If drug companies have no access to prescribers or if drug company information is considered too biased to be of value, how is a prescriber to learn about these new products or changes to prescribing information? If you happen to practice in a teaching institution medical center, you have a much better chance of learning about these changes from a nonindustry source.

But even in these situations, where would the original information come from and how would the drug company get the information to those who need it? Scientific and medical journals perhaps? Internet discussions? News releases from the company? Snail mail or email notification? Who should be responsible for the communication if drug companies are to be excluded from the drug information dissemination process?

Perhaps the least biased way would be by some formal communication from the FDA directly to all healthcare professionals notifying them of new products and any changes in prescribing information for existing products.

In the United States alone, there are more than 800,000 practicing physicians, more than 250,000 nurse practitioners and physician assistants, and almost 300,000 pharmacists who must stay current with drug information. To exclude drug companies from the drug information dissemination process seems unconscionable.

This is a huge responsibility for institutional medicine to assert that it is capable of fulfilling this role without the help of pharmaceutical companies. I'm also torn by the fact that drug companies are held responsible and accountable (legally and financially) for fully informing prescribers and patients about the products they market.

When institutions or prescribers refuse access and/or decide to ignore critical drug information provided by drug companies, it seems that these constraints become a convenient defense of ignorance when their patients are denied access to a new treatment or when patients experience a serious adverse reaction.

So, how could important drug information be disseminated to healthcare professionals while still limiting drug company influence?

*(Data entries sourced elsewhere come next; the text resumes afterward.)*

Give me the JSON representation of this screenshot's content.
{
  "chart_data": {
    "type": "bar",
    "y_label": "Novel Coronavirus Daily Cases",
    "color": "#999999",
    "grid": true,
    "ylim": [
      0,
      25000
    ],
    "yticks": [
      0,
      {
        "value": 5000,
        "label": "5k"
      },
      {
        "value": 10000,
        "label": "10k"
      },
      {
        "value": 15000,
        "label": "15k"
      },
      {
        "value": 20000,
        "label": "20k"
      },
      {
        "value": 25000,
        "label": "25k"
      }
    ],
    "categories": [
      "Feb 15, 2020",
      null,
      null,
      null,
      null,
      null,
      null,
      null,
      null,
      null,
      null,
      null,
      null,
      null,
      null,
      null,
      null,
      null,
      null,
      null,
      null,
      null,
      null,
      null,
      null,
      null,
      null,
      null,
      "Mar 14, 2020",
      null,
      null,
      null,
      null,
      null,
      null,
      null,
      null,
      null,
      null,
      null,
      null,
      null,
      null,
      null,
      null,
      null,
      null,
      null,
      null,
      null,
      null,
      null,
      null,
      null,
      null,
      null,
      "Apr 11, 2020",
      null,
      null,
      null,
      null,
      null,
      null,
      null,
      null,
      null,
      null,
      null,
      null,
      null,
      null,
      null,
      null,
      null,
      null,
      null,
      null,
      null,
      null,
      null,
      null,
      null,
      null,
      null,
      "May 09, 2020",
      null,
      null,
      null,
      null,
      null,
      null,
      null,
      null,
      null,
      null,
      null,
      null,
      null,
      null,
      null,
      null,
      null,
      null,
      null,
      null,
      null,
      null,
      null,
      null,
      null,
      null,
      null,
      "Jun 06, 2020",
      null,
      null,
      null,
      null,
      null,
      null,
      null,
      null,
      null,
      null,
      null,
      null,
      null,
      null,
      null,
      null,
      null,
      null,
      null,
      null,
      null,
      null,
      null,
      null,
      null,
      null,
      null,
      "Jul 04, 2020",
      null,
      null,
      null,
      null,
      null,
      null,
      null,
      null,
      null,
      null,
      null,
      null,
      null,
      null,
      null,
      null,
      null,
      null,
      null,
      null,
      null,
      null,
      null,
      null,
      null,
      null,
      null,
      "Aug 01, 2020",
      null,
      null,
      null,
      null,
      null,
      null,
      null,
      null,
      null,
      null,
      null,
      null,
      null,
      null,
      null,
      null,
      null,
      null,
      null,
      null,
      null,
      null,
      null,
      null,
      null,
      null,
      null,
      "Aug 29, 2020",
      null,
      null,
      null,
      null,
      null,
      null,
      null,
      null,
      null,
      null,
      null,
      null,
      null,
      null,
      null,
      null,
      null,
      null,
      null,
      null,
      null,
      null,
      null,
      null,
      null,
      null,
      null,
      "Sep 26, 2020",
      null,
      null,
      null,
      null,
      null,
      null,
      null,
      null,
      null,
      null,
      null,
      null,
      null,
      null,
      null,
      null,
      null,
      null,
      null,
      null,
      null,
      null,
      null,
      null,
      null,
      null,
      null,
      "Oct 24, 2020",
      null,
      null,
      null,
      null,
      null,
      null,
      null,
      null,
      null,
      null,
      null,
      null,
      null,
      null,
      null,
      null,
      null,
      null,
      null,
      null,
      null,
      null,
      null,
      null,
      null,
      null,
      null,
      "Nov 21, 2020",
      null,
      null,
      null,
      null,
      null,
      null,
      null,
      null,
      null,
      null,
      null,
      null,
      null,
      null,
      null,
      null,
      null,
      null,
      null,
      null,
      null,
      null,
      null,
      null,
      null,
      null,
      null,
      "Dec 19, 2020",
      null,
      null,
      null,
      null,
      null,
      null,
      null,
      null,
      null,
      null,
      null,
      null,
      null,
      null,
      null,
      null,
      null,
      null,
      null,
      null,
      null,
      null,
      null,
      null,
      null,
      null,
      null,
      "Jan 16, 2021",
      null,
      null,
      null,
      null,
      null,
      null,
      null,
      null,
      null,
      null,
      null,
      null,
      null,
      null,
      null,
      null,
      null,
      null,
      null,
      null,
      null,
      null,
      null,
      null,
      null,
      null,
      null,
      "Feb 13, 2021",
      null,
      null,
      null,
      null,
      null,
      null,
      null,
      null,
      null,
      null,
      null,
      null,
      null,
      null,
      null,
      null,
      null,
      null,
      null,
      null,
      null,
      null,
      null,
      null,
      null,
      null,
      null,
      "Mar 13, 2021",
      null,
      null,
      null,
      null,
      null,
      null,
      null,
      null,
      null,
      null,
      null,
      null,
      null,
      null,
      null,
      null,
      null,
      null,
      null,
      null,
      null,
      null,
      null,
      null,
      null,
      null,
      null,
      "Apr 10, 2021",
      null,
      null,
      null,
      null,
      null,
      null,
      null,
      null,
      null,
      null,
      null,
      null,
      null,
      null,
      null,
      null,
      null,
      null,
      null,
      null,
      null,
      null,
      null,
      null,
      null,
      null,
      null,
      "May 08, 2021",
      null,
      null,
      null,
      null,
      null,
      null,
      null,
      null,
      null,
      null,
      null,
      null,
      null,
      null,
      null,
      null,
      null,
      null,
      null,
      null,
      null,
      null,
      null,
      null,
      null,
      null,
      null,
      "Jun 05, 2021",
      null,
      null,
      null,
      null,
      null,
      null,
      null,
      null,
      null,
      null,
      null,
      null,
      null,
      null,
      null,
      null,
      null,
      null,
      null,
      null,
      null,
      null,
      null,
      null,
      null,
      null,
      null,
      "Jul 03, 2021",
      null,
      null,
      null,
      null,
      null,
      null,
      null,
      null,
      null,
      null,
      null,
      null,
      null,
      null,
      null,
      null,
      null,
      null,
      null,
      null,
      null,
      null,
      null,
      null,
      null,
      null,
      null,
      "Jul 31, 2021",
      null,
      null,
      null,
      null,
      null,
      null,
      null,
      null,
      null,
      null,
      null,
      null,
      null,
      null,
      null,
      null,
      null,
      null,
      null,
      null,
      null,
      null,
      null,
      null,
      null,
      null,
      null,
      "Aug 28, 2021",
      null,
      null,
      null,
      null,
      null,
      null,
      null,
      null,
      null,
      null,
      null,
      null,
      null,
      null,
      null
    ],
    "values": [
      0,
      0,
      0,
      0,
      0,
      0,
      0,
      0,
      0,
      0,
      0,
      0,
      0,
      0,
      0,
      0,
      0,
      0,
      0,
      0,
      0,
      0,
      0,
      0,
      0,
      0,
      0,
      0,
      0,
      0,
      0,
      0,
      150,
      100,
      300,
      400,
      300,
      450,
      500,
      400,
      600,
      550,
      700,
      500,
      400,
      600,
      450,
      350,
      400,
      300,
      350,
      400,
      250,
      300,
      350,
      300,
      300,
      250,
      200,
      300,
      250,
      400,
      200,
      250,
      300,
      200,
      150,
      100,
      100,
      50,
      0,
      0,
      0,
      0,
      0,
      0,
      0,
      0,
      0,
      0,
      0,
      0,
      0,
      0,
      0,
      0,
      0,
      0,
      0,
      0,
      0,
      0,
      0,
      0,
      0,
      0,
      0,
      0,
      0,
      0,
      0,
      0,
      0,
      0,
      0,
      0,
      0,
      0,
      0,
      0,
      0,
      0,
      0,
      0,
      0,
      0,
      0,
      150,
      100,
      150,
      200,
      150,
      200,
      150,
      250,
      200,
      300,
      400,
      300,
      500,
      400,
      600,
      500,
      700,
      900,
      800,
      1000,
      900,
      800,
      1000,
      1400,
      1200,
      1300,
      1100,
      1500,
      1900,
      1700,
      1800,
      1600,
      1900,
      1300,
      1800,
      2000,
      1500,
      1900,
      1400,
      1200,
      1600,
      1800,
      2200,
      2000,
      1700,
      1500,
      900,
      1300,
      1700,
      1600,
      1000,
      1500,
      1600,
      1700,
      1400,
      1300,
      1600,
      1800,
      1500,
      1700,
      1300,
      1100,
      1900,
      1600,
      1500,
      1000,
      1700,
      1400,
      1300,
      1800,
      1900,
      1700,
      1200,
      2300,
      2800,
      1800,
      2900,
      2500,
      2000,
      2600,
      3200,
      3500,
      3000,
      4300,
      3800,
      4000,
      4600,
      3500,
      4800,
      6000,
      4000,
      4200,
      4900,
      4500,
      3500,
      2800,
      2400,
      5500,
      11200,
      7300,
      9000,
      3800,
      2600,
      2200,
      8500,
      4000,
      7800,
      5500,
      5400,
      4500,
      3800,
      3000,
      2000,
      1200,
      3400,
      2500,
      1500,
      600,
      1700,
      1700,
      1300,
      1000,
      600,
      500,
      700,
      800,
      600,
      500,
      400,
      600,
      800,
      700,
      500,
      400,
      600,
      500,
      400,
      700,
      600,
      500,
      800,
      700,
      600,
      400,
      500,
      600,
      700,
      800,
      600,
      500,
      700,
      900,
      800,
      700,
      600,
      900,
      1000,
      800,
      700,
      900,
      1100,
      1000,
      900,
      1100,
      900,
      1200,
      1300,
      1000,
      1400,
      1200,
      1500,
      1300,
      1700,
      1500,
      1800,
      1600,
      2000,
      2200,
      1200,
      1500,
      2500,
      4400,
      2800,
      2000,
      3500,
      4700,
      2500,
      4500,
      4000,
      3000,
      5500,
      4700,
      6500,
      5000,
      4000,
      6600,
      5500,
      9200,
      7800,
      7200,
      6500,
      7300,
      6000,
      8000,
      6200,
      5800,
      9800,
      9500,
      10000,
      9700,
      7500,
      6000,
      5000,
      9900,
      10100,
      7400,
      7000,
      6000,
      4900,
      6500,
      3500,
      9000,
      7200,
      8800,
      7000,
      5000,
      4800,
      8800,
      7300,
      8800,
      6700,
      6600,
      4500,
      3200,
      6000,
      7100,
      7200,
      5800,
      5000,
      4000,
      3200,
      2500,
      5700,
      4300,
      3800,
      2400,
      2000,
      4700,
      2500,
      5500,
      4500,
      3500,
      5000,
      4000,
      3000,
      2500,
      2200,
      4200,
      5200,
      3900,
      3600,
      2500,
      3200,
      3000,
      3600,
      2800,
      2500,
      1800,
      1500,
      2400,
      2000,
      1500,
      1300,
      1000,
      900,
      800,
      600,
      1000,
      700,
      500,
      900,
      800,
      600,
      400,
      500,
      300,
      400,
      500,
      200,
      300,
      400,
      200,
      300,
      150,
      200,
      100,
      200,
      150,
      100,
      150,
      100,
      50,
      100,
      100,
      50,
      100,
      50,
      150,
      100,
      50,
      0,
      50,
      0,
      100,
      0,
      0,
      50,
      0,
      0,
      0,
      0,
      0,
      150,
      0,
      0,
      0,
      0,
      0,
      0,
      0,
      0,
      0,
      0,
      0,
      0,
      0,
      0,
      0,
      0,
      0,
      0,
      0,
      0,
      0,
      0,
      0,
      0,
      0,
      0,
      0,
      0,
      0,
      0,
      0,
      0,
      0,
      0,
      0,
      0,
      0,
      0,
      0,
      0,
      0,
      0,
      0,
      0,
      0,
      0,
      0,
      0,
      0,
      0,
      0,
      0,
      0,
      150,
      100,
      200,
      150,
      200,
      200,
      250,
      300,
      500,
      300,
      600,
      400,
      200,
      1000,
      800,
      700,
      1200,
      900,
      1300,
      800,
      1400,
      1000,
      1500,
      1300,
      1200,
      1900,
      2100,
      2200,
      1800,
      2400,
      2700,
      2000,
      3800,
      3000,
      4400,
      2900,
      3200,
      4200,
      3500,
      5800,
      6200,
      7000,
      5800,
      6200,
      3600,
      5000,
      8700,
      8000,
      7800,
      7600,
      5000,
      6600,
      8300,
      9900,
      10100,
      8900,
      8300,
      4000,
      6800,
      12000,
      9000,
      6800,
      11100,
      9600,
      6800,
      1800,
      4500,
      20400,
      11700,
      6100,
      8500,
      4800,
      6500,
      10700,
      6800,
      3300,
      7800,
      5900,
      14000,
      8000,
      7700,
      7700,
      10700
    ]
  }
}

Well, healthcare institutions and insurers could establish a communications channel that allows for drug companies to introduce critical drug information for expert review prior to dissemination. This information would be packaged by the drug companies in a technical document (not marketing or advertising) with suggestions for how the information might be presented to prescribing physicians within the scope of the institution or insurer.

The drug company may propose using its sales resources to get the agreed-upon information to physicians in a nonpromotional, informational presentation. This collaborative effort to inform physicians could work.

It becomes a little more challenging when the institution or insurer wants to completely eliminate drug company involvement, especially when they decide the information is not worth the effort to disseminate or is not in the best interest of the patient or their members.

Or, even more troubling is when they decide disseminating the information is just not in their financial best interest. Unfortunately, given the drug company's legal responsibilities to inform and the unlikelihood that institutions or insurers would indemnify the drug companies of this responsibility, this is not a realistic option in these situations.

The important point here is that drug companies frequently have important information that needs dissemination in order for patients to benefit from new treatments and to avoid harmful and potentially life-threatening adverse reactions. As much as some might feel it is in the best interest of patients to completely eliminating drug companies from this process, the reality is it doesn't seem feasible, nor is it actually in the best interest of patients.

How and what drug information is disseminated is really the issue. Because the traditional drug company methods are no longer tolerated or effective means new acceptable communication channels for disseminating drug information are needed. This will require creativity, innovation and a collaborative effort on the part of drug companies, healthcare institutions, insurers and prescribers.